We got to Braddock after the first band had already played, so The Body with the Assembly of Light Choir was next. There was a full-blown rave going on across the street, complete with underage girls in nothing but brightly colored bikini tops, ropes of pacifier- and glowstick-necklaces and booty shorts. One girl even had on one of those Cat In The Hat hats you can get at like county fairs. Whether or not it had a righteous weed effigy, I unfortunately am unable to say. The sun was already half-down, the ravers moved fast, my head was adrift on calm waters, a slow, blood-scented breeze filled my sails.

The venue was a presence unto itself. A dark, naturally chill 'sphere that eerily fit the show. Maybe it was because I'd just started Rosemary's Baby, but all through the place was this invisible ectoplasmic fog, moribund, but benign. And there was some kind of magical, natural air conditioning, probably had something to do with its cavernous interior: impossibly high ceilings and century old dankness. Its monolithic facade told of its earliest days, its reason for erection. Once a church, now a theater and venue - like I said, eerily perfect for an Earth show.

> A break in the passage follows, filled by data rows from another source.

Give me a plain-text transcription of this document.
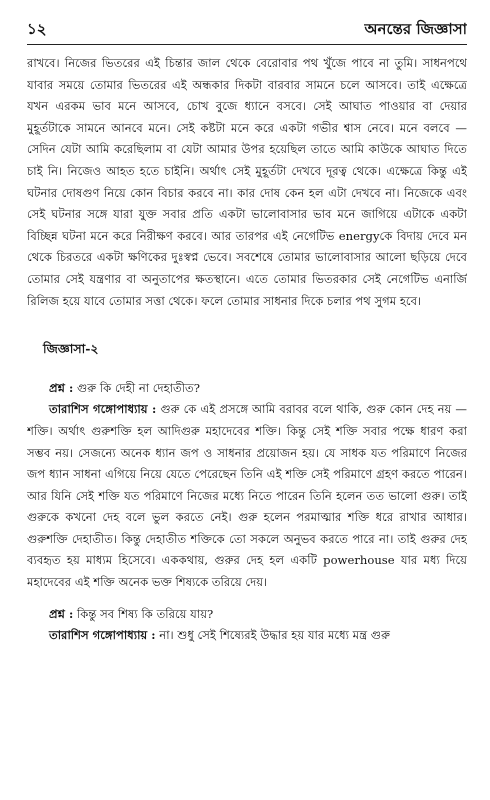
১২	অনন্তের জিজ্ঞাসা

রাখবে। নিজের ভিতরের এই চিন্তার জাল থেকে বেরোবার পথ খুঁজে পাবে না তুমি। সাধনপথে যাবার সময়ে তোমার ভিতরের এই অন্ধকার দিকটা বারবার সামনে চলে আসবে। তাই এক্ষেত্রে যখন এরকম ভাব মনে আসবে, চোখ বুজে ধ্যানে বসবে। সেই আঘাত পাওয়ার বা দেয়ার মুহূর্তটাকে সামনে আনবে মনে। সেই কষ্টটা মনে করে একটা গভীর শ্বাস নেবে। মনে বলবে — সেদিন যেটা আমি করেছিলাম বা যেটা আমার উপর হয়েছিল তাতে আমি কাউকে আঘাত দিতে চাই নি। নিজেও আহত হতে চাইনি। অর্থাৎ সেই মুহূর্তটা দেখবে দূরত্ব থেকে। এক্ষেত্রে কিন্তু এই ঘটনার দোষগুণ নিয়ে কোন বিচার করবে না। কার দোষ কেন হল এটা দেখবে না। নিজেকে এবং সেই ঘটনার সঙ্গে যারা যুক্ত সবার প্রতি একটা ভালোবাসার ভাব মনে জাগিয়ে এটাকে একটা বিচ্ছিন্ন ঘটনা মনে করে নিরীক্ষণ করবে। আর তারপর এই নেগেটিভ energyকে বিদায় দেবে মন থেকে চিরতরে একটা ক্ষণিকের দুঃস্বপ্ন ভেবে। সবশেষে তোমার ভালোবাসার আলো ছড়িয়ে দেবে তোমার সেই যন্ত্রণার বা অনুতাপের ক্ষতস্থানে। এতে তোমার ভিতরকার সেই নেগেটিভ এনার্জি রিলিজ হয়ে যাবে তোমার সত্তা থেকে। ফলে তোমার সাধনার দিকে চলার পথ সুগম হবে।

জিজ্ঞাসা-২

প্রশ্ন : গুরু কি দেহী না দেহাতীত?

তারাশিস গঙ্গোপাধ্যায় : গুরু কে এই প্রসঙ্গে আমি বরাবর বলে থাকি, গুরু কোন দেহ নয় — শক্তি। অর্থাৎ গুরুশক্তি হল আদিগুরু মহাদেবের শক্তি। কিন্তু সেই শক্তি সবার পক্ষে ধারণ করা সম্ভব নয়। সেজন্যে অনেক ধ্যান জপ ও সাধনার প্রয়োজন হয়। যে সাধক যত পরিমাণে নিজের জপ ধ্যান সাধনা এগিয়ে নিয়ে যেতে পেরেছেন তিনি এই শক্তি সেই পরিমাণে গ্রহণ করতে পারেন। আর যিনি সেই শক্তি যত পরিমাণে নিজের মধ্যে নিতে পারেন তিনি হলেন তত ভালো গুরু। তাই গুরুকে কখনো দেহ বলে ভুল করতে নেই। গুরু হলেন পরমাত্মার শক্তি ধরে রাখার আধার। গুরুশক্তি দেহাতীত। কিন্তু দেহাতীত শক্তিকে তো সকলে অনুভব করতে পারে না। তাই গুরুর দেহ ব্যবহৃত হয় মাধ্যম হিসেবে। এককথায়, গুরুর দেহ হল একটি powerhouse যার মধ্য দিয়ে মহাদেবের এই শক্তি অনেক ভক্ত শিষ্যকে তরিয়ে দেয়।

প্রশ্ন : কিন্তু সব শিষ্য কি তরিয়ে যায়?

তারাশিস গঙ্গোপাধ্যায় : না। শুধু সেই শিষ্যেরই উদ্ধার হয় যার মধ্যে মন্ত্র গুরু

Marge and I were sitting pretty close to the front (yeah, it was a sit-down show) when the Assembly of Light Choir came down the aisle, in single-file, singing, hooded, like ancient (babely) Druids invoking the ceremonious night. Meanwhile, the Master of Ceremonies himself waited patiently in the shadows, clad in black denim and a leather vest as the handsome sodomites branded the flesh of all who dared to enter. Ha ha. Seriously. It was an otherworldly experience.

Then Ô Paon played. Reminiscent of Grouper, but French and way prettier-sounding. Less I-wanna-kill-myself-with-drugs, more Amelie.

Then Earth. They opened with the first track from Hex, and while that was the highlight of their performance for me, the set by no means went downhill after the first song. The line-up was remarkable also. Besides the Living Embodiment of Satan, it was three women. Is that remarkable?

[Fuck. Stolen internet is being lame.]

Then we left and went to Taco Bell. Great day, great night.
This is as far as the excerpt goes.